Even testing each autistic person's ability to read emotions in faces isn't as easy as some people make it sound. For one thing, most tests require a person to be understanding or using language around the same time they're looking at faces. For another thing, they often use actors rather than regular people in genuine situations, thereby testing things like stage conventions as much as they're testing actual ability to read faces.
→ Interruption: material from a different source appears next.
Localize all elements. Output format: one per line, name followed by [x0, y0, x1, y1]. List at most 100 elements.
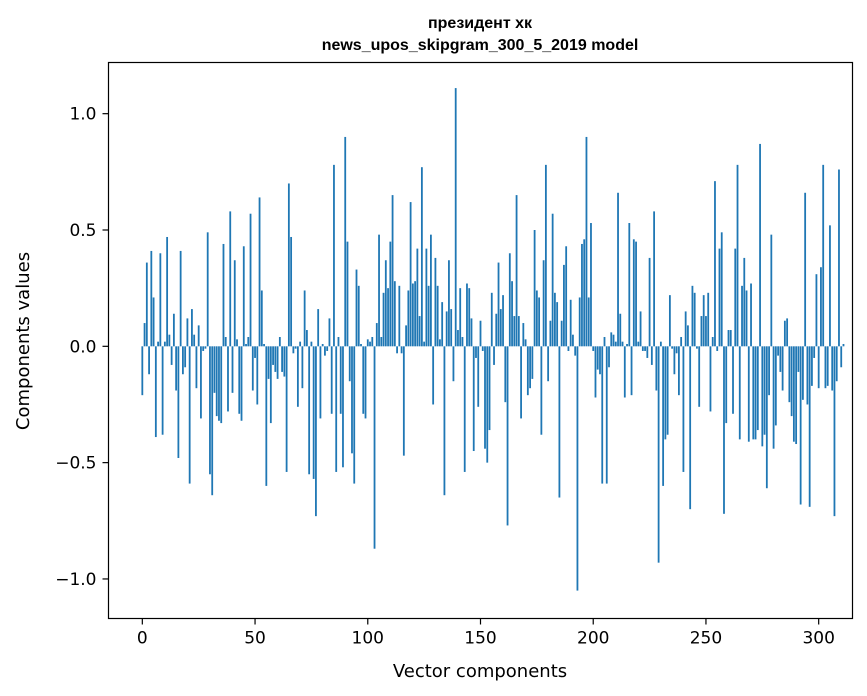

Then there's the difference between reading deliberate facial expressions and involuntary ones, culturally learned ones and universal ones, and lots of other things, and autistic people can be better at one than another. Plus people often use still photos to do so instead of moving ones. And there is so much more than I've even written here that can interfere with an accurate result.
I've been involved in trying to design experiments to genuinely test such things and they're way harder to design than the usual experiments that exist already. What frightens me is that I can notice these things as someone with no formal education about autism, and people who are supposedly experts (not to mention peer reviewers, etc.) often don't notice it.
_________________
"In my world it's a place of patterns and feel. In my world it's a haven for what is real. It's my world, nobody can steal it, but people like me, we live in the shadows." -Donna Williams
That is something that has always bothered me about "what's this expression?" tests. The ones people have posted here have looked like faces taken from movie stills. What's actually being asked is "what emotion is this actor trying to convey?" Candid photos taken of random people on the street would be a lot more accurate. But also possibly a violation of those peoples' privacy to be used without permission in a test. So that leaves people who have given permission but then are acting on instruction rather than actual emotion.
The study of autism by people who don't have it seems to be more anthropology than medicine. Your role, as best as I can make out from posts, has been that of the local hired as an interpreter. A paradigm shift towards seeing this as anthropological research might go farther towards explaining autistic people to non-autistic people, which is what they are trying to do.